Spring 1998
Backtracking
Backtracking is a systematic way to go through all the possible configurations of a space. These configurations may be all possible arrangements of objects or all possible ways of building a collection of them.
We must generate each oe of the possible confgurations exactly once systematically. We represent our configurations by a vector A = (a1, a2, ... , an) , where each element ai is selected from an ordered set of possible candidates Si for position i.
Algorithm:
Since each solution can be thought of as a traversal of a tree, we can use a Depth-first Traversal to yield a recursive algorithm.
Backtrack-DFS (A,k)
if A = (a1, a2, ... , ak) is a
solution, report it.
else
k = k + 1
compute Sk
while Sk not empty do
ak = an element in Sk
Sk = Sk - a k
Backtrack(a,k)
Subset Example:
To construct all 2n subsets, we set Sk = (true, false) and A is a solution whenever k >= n.

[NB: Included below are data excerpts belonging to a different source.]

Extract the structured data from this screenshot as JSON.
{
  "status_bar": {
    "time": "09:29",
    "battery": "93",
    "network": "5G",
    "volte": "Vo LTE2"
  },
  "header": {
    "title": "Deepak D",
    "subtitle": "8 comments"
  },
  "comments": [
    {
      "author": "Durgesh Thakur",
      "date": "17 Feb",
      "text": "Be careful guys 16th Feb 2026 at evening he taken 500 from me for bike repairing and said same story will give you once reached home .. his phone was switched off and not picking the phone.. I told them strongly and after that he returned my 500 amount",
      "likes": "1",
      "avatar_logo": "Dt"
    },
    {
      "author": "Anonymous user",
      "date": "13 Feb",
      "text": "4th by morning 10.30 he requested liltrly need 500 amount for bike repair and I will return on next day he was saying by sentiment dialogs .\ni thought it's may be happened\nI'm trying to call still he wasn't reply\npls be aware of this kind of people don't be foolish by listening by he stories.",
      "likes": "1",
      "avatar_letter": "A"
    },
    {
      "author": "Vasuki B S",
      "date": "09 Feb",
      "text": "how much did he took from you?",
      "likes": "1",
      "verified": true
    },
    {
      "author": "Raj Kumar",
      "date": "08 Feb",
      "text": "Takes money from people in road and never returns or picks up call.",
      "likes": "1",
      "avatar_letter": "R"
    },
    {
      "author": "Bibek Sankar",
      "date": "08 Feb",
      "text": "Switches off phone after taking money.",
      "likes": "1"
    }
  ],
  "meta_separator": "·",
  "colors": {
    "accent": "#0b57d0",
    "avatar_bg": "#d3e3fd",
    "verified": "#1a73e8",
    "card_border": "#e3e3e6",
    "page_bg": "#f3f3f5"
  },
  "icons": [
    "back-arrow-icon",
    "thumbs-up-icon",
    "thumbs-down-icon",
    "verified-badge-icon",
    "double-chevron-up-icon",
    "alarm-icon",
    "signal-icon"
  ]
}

Thus, each solution vector has size n and consists of a series of true or falses. We will use the number i to represent a true value for the ith position and a - to represent false.
Permutation Example:
To construct all n! permutaions, we set Sk = {1, 2, ..., n} - A and A is a solution whenever k = n + 1. Thus, each solution vector has size n and consists of a series of numbers.